Mur Païen, que nous apprennent les textes anciens ?
Le Mur Païen court sur plus de dix kilomètres autour du couvent du Mont Sainte-Odile. De tout temps, savants, historiens, archéologues et simples visiteurs du Mont se sont interrogés sur cette muraille étonnante qui enserre le plateau comme une gigantesque forteresse d’énormes pierres.
Qui a construit ce mur et pourquoi ?
Ces deux questions ont reçu moult réponses, le plus souvent contradictoires. Notre objet n’est pas d’apporter aujourd’hui une autre interprétation ou de trancher entre les avis des spécialistes. Nous nous contenterons de rapporter ici ce que les textes anciens nous disent du Mur Païen. Leur lecture peut éclairer le débat.

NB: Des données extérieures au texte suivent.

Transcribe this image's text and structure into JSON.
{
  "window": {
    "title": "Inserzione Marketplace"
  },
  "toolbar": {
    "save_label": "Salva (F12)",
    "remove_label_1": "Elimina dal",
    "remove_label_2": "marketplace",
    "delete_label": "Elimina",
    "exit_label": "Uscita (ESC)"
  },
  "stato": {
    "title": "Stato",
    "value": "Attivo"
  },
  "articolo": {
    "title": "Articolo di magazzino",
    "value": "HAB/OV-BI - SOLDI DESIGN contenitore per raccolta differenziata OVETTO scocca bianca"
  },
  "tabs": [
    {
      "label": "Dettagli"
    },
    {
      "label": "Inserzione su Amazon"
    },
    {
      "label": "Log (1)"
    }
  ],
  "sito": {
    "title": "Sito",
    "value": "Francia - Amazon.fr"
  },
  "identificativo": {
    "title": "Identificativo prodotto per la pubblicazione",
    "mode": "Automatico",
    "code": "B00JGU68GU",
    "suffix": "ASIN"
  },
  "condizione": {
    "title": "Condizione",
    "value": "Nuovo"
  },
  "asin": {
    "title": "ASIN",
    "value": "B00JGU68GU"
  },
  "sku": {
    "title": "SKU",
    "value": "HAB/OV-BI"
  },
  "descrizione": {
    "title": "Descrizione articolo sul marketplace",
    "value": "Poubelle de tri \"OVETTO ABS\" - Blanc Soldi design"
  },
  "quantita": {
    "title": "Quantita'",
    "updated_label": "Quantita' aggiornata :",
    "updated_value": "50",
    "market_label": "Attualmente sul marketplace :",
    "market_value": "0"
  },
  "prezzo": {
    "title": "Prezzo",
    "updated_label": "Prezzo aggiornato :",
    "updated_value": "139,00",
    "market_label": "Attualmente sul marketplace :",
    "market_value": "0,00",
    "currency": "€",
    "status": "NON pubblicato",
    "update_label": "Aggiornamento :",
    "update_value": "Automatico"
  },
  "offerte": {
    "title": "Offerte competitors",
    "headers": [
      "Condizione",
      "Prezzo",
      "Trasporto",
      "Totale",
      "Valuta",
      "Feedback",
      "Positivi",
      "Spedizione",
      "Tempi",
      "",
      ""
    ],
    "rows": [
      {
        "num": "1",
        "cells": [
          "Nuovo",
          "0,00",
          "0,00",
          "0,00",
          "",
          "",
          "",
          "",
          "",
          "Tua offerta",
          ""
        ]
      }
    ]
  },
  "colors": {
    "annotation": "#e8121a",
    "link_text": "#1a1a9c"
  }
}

Les textes qui racontent la vie de la patronne de l’Alsace sont nombreux. Nous avons traité ce sujet par ailleurs. Le manuscrit de la Bibliothèque de Saint-Gall propose une vie d’Odile, très complète. La Vita semble avoir été rédigée en 900 et 950, vraisemblablement par un des moines qui desservaient l’abbaye, une personne qui connaissait les lieux. De multiples copies du texte de Saint-Gall existent : Munich, Paris, Rouen, Berne… Ils ne diffèrent que par des détails, des erreurs ou corrections des copistes. Voici une reproduction du premier paragraphe du Manuscrit de Saint-Gall.
Et voici sa traduction
‘Au temps de l’empereur Childéric, il y avait un illustre duc du nom d’Adalric, qui d’un autre nom était appelé Etih. Il était issu de parents très nobles et venait du pays des Gaulois. Son père Liuthéric avait été élevé à la fonction de maire du palais à la cour du sus-dit empereur. Le fils était un homme juste, et, quoique portant l’habit laïque, il était désireux de mener une vie religieuse. Inspiré par Dieu, il se mit à penser à chercher un endroit qui soit propice au service du Seigneur. Il communiqua son projet à ses fidèles. Ceux-ci obéirent volontiers en gardant le secret. Ils cherchèrent longtemps un tel endroit et enfin, annoncèrent au duc leur résultat. Des chasseurs avaient trouvé un lieu au sommet de montagnes élevées. A cause de l’altitude des enceintes qui y étaient situées, cet endroit portait le nom de Hoenburc : ce lieu leur paraissait convenir aux désirs (du duc) si cela était agréable à sa volonté. On racontait que ce lieu avait été édifié jadis, au temps du roi Marcellin, pour la défense et la sécurité lors des guerres qui menaçaient.’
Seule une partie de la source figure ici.